The final application of mindfulness is concerning mental states. A mental state is an awareness of objects that come in contact with our senses, which occur on a moment to moment basis. As we bring awareness to these moments of consciousness, we begin to strengthen our ability to take mindfulness into our daily lives.

There are pleasurable mental states, such as happiness, compassion, empathy, contentment, and painful mental states, such as greed, apathy, anger, selfishness and so on.

We are not looking to oppose these mental states, but just become aware of them, acknowledge them, learn from them and let them go. There are several ways of letting the mental states go and here are the ones that have worked for me.

You can change the painful into a pleasurable, such as replacing greed with generosity or hatefulness with compassion. Thinking of the consequences of the painful mindset can be another way of letting go. If we understand that this mindset is leading us down a wrong path, we should not follow it. We could for example bring to mind the insight that all things that arise are impermanent, the painful mental factor is not going to last, so just let it go.
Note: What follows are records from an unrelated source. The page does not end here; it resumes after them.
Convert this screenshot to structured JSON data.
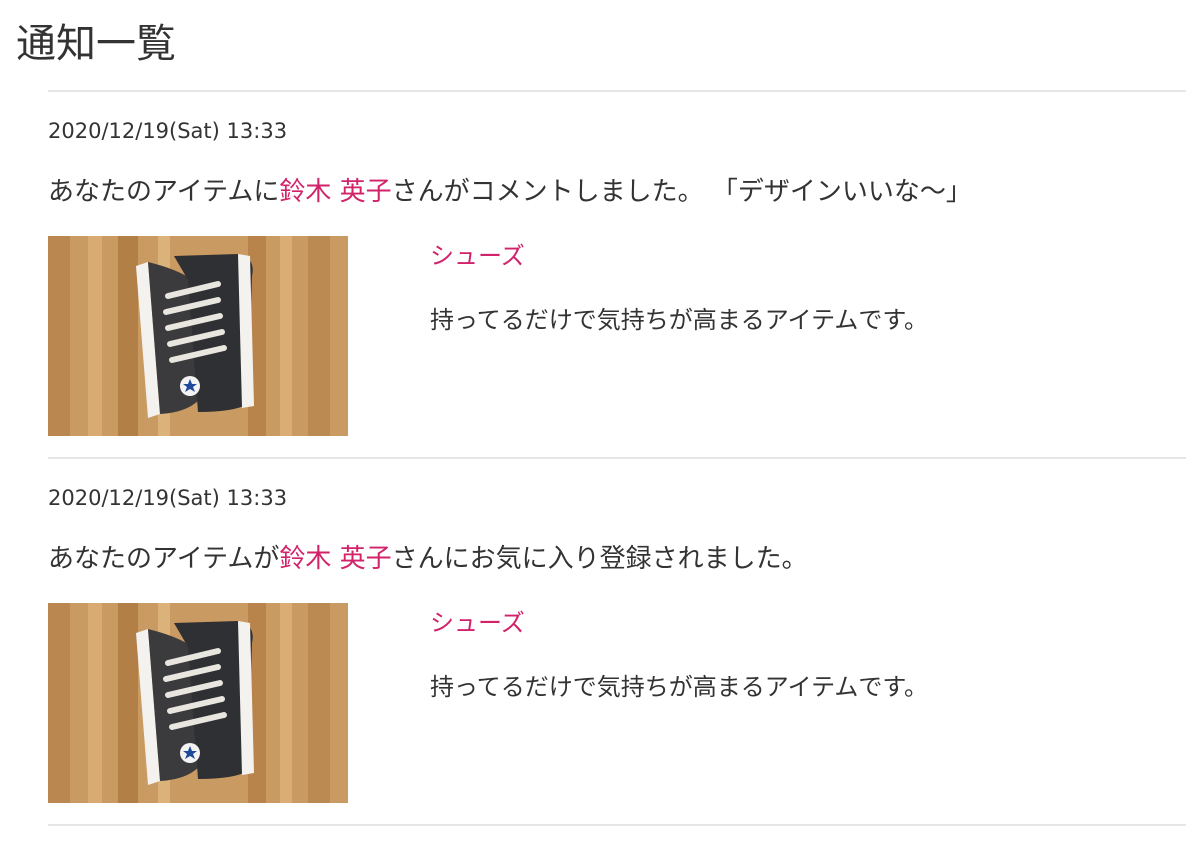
{
  "page": {
    "title": "通知一覧"
  },
  "notifications": [
    {
      "date": "2020/12/19(Sat) 13:33",
      "message_prefix": "あなたのアイテムに",
      "user_name": "鈴木 英子",
      "message_suffix": "さんがコメントしました。 「デザインいいな〜」",
      "item_name": "シューズ",
      "item_description": "持ってるだけで気持ちが高まるアイテムです。"
    },
    {
      "date": "2020/12/19(Sat) 13:33",
      "message_prefix": "あなたのアイテムが",
      "user_name": "鈴木 英子",
      "message_suffix": "さんにお気に入り登録されました。",
      "item_name": "シューズ",
      "item_description": "持ってるだけで気持ちが高まるアイテムです。"
    }
  ],
  "colors": {
    "accent": "#d1226a",
    "text": "#333333",
    "divider": "#e6e6e6"
  }
}
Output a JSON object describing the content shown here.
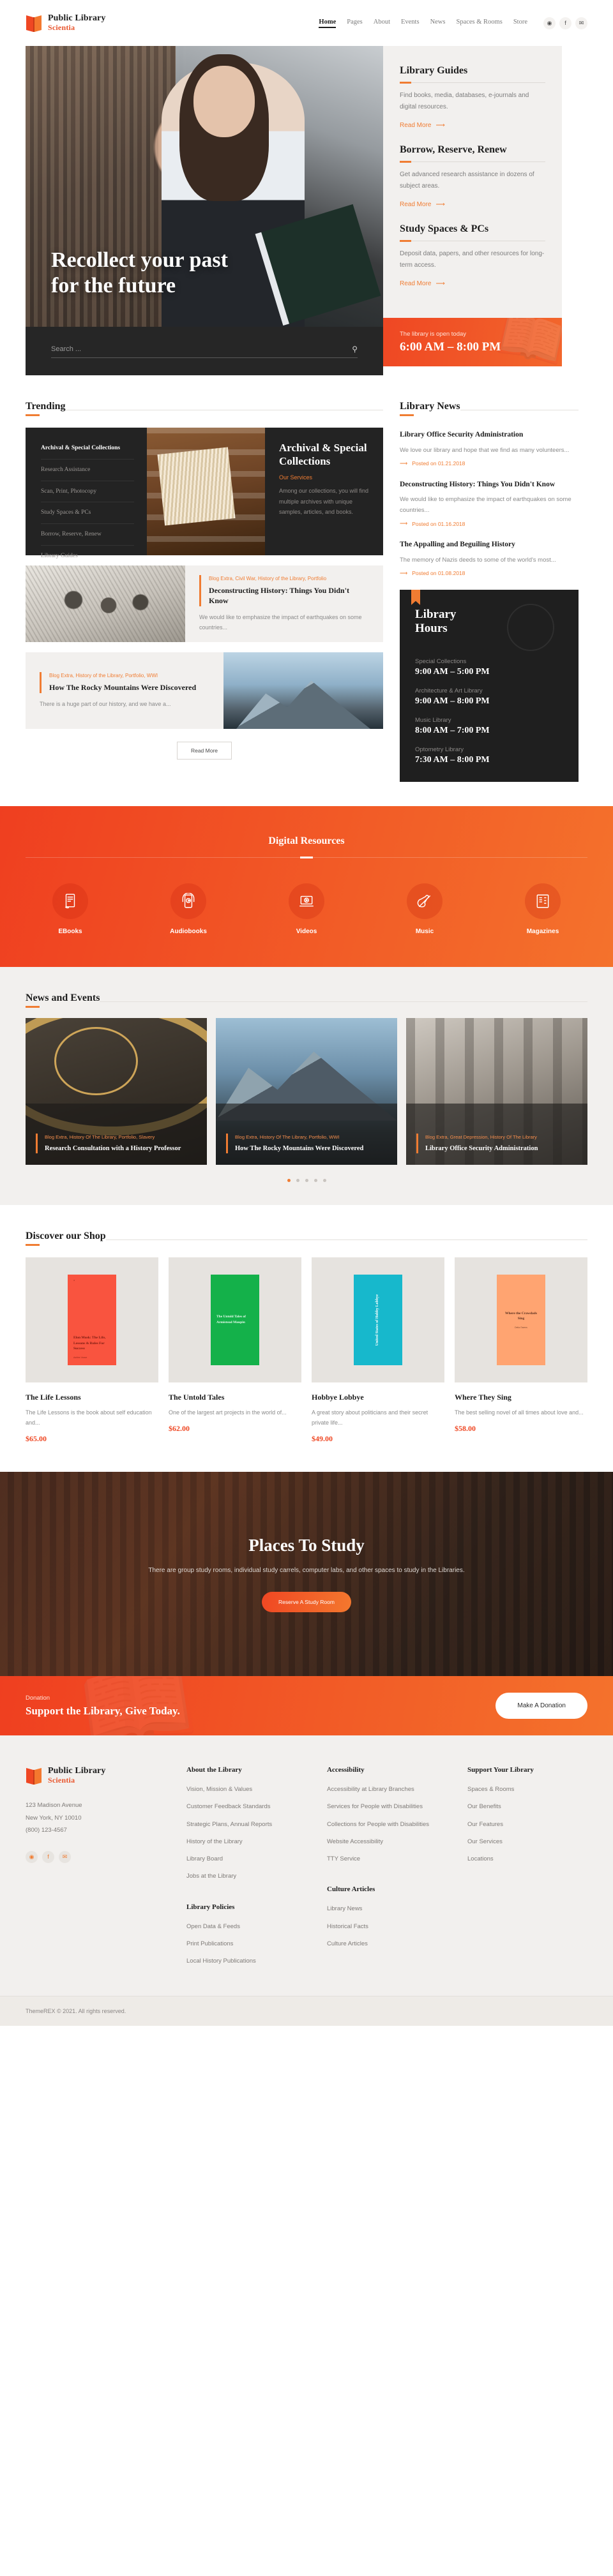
{
  "brand": {
    "title": "Public Library",
    "subtitle": "Scientia",
    "icon": "open-book-icon"
  },
  "nav": {
    "items": [
      {
        "label": "Home",
        "active": true
      },
      {
        "label": "Pages",
        "active": false
      },
      {
        "label": "About",
        "active": false
      },
      {
        "label": "Events",
        "active": false
      },
      {
        "label": "News",
        "active": false
      },
      {
        "label": "Spaces & Rooms",
        "active": false
      },
      {
        "label": "Store",
        "active": false
      }
    ],
    "social": [
      {
        "name": "dribbble-icon",
        "glyph": "◉"
      },
      {
        "name": "facebook-icon",
        "glyph": "f"
      },
      {
        "name": "twitter-icon",
        "glyph": "✉"
      }
    ]
  },
  "hero": {
    "title_line1": "Recollect your past",
    "title_line2": "for the future",
    "search_placeholder": "Search ...",
    "search_value": "",
    "search_icon": "search-icon",
    "hours_strip": {
      "label": "The library is open today",
      "time": "6:00 AM – 8:00 PM"
    },
    "guides": [
      {
        "title": "Library Guides",
        "desc": "Find books, media, databases, e-journals and digital resources.",
        "link": "Read More"
      },
      {
        "title": "Borrow, Reserve, Renew",
        "desc": "Get advanced research assistance in dozens of subject areas.",
        "link": "Read More"
      },
      {
        "title": "Study Spaces & PCs",
        "desc": "Deposit data, papers, and other resources for long-term access.",
        "link": "Read More"
      }
    ]
  },
  "trending": {
    "heading": "Trending",
    "feature": {
      "list": [
        "Archival & Special Collections",
        "Research Assistance",
        "Scan, Print, Photocopy",
        "Study Spaces & PCs",
        "Borrow, Reserve, Renew",
        "Library Guides"
      ],
      "title": "Archival & Special Collections",
      "tag": "Our Services",
      "desc": "Among our collections, you will find multiple archives with unique samples, articles, and books."
    },
    "posts": [
      {
        "cats": "Blog Extra, Civil War, History of the Library, Portfolio",
        "title": "Deconstructing History: Things You Didn't Know",
        "excerpt": "We would like to emphasize the impact of earthquakes on some countries...",
        "image_side": "left",
        "image_kind": "engraving"
      },
      {
        "cats": "Blog Extra, History of the Library, Portfolio, WWI",
        "title": "How The Rocky Mountains Were Discovered",
        "excerpt": "There is a huge part of our history, and we have a...",
        "image_side": "right",
        "image_kind": "mountain"
      }
    ],
    "read_more_button": "Read More"
  },
  "library_news": {
    "heading": "Library News",
    "items": [
      {
        "title": "Library Office Security Administration",
        "excerpt": "We love our library and hope that we find as many volunteers...",
        "date": "Posted on 01.21.2018"
      },
      {
        "title": "Deconstructing History: Things You Didn't Know",
        "excerpt": "We would like to emphasize the impact of earthquakes on some countries...",
        "date": "Posted on 01.16.2018"
      },
      {
        "title": "The Appalling and Beguiling History",
        "excerpt": "The memory of Nazis deeds to some of the world's most...",
        "date": "Posted on 01.08.2018"
      }
    ],
    "hours_card": {
      "title_line1": "Library",
      "title_line2": "Hours",
      "rows": [
        {
          "label": "Special Collections",
          "time": "9:00 AM – 5:00 PM"
        },
        {
          "label": "Architecture & Art Library",
          "time": "9:00 AM – 8:00 PM"
        },
        {
          "label": "Music Library",
          "time": "8:00 AM – 7:00 PM"
        },
        {
          "label": "Optometry Library",
          "time": "7:30 AM – 8:00 PM"
        }
      ]
    }
  },
  "digital_resources": {
    "heading": "Digital Resources",
    "items": [
      {
        "label": "EBooks",
        "icon": "ebook-reader-icon"
      },
      {
        "label": "Audiobooks",
        "icon": "headphones-phone-icon"
      },
      {
        "label": "Videos",
        "icon": "laptop-play-icon"
      },
      {
        "label": "Music",
        "icon": "violin-icon"
      },
      {
        "label": "Magazines",
        "icon": "magazine-icon"
      }
    ]
  },
  "events": {
    "heading": "News and Events",
    "cards": [
      {
        "cats": "Blog Extra, History Of The Library, Portfolio, Slavery",
        "title": "Research Consultation with a History Professor"
      },
      {
        "cats": "Blog Extra, History Of The Library, Portfolio, WWI",
        "title": "How The Rocky Mountains Were Discovered"
      },
      {
        "cats": "Blog Extra, Great Depression, History Of The Library",
        "title": "Library Office Security Administration"
      }
    ],
    "dots": 5,
    "active_dot": 0
  },
  "shop": {
    "heading": "Discover our Shop",
    "products": [
      {
        "name": "The Life Lessons",
        "desc": "The Life Lessons is the book about self education and...",
        "price": "$65.00",
        "cover_color": "#f9543f",
        "cover_text_color": "#7a1c12",
        "cover_title": "Elon Musk: The Life, Lessons & Rules For Success",
        "cover_author": "Ashlee Vance",
        "cover_layout": "bottom"
      },
      {
        "name": "The Untold Tales",
        "desc": "One of the largest art projects in the world of...",
        "price": "$62.00",
        "cover_color": "#14b14a",
        "cover_text_color": "#eafbef",
        "cover_title": "The Untold Tales of Armistead Maupin",
        "cover_author": "Armistead Maupin",
        "cover_layout": "mid"
      },
      {
        "name": "Hobbye Lobbye",
        "desc": "A great story about politicians and their secret private life...",
        "price": "$49.00",
        "cover_color": "#17b8cc",
        "cover_text_color": "#ffffff",
        "cover_title": "United States of Hobby Lobbye",
        "cover_author": "Hobby Lobbye",
        "cover_layout": "vert"
      },
      {
        "name": "Where They Sing",
        "desc": "The best selling novel of all times about love and...",
        "price": "$58.00",
        "cover_color": "#ffa471",
        "cover_text_color": "#5b3120",
        "cover_title": "Where the Crawdads Sing",
        "cover_author": "Delia Owens",
        "cover_layout": "ctr"
      }
    ]
  },
  "places": {
    "title": "Places To Study",
    "desc": "There are group study rooms, individual study carrels, computer labs, and other spaces to study in the Libraries.",
    "button": "Reserve A Study Room"
  },
  "donation": {
    "label": "Donation",
    "headline": "Support the Library, Give Today.",
    "button": "Make A Donation"
  },
  "footer": {
    "brand": {
      "title": "Public Library",
      "subtitle": "Scientia"
    },
    "address_line1": "123 Madison Avenue",
    "address_line2": "New York, NY 10010",
    "phone": "(800) 123-4567",
    "social": [
      {
        "name": "dribbble-icon",
        "glyph": "◉"
      },
      {
        "name": "facebook-icon",
        "glyph": "f"
      },
      {
        "name": "twitter-icon",
        "glyph": "✉"
      }
    ],
    "columns": [
      {
        "heading": "About the Library",
        "links": [
          "Vision, Mission & Values",
          "Customer Feedback Standards",
          "Strategic Plans, Annual Reports",
          "History of the Library",
          "Library Board",
          "Jobs at the Library"
        ],
        "heading2": "Library Policies",
        "links2": [
          "Open Data & Feeds",
          "Print Publications",
          "Local History Publications"
        ]
      },
      {
        "heading": "Accessibility",
        "links": [
          "Accessibility at Library Branches",
          "Services for People with Disabilities",
          "Collections for People with Disabilities",
          "Website Accessibility",
          "TTY Service"
        ],
        "heading2": "Culture Articles",
        "links2": [
          "Library News",
          "Historical Facts",
          "Culture Articles"
        ]
      },
      {
        "heading": "Support Your Library",
        "links": [
          "Spaces & Rooms",
          "Our Benefits",
          "Our Features",
          "Our Services",
          "Locations"
        ],
        "heading2": "",
        "links2": []
      }
    ],
    "copyright": "ThemeREX © 2021. All rights reserved."
  },
  "colors": {
    "accent": "#f07c32",
    "accent_red": "#ef4723",
    "dark": "#232323",
    "light_bg": "#f2f0ee"
  }
}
All of these practices are not easy, but they are doable, it just takes effort.

Reflection

We should also look to reflect on mental factors and here is a suggested practice.

Sit comfortably and place your awareness on your breath.

When a mental state arises, and it will, if it is strong enough to disrupt your focus on the breath, rest your awareness in that new state, allowing yourself to be aware of what the state is, such as joyful mind or angry mind, fearful mind or contented mind, until it naturally subsides. If the mental state is strong, notice what it feels like in the body. Is there tightness, discomfort, pain? Where is it located?

Now look at the consequences of this mental state. Will it lead to a sense of peace in your life or lead to more difficulty?

If another mental state arises and is strong enough to hold your attention, continue to practice with it. If one doesn’t, then return to watching your breath until your meditation session has finished.

This brings us to the end of the four foundations of mindfulness. If we are going to be mindful and live a responsible life, we have to be fully aware of, but not tangled up in, our bodies, our feelings, our minds and our mental states. By being mindful, we will be able to take full responsibility for all of our actions. This will ensure that our minds become calmer and we spend more time in the present moment, not being tossed backwards and forwards from past to future. Being mindful means being conscious of every thought, feeling, emotion and action. Repeatedly during the day, take a few moments to bring mindful awareness to your breath, body sensations, mind, feelings and mental states. Then use the AWARE practice as this is a good way of helping yourself to settle down into the present moment and to expand your formal meditation practices into your everyday life.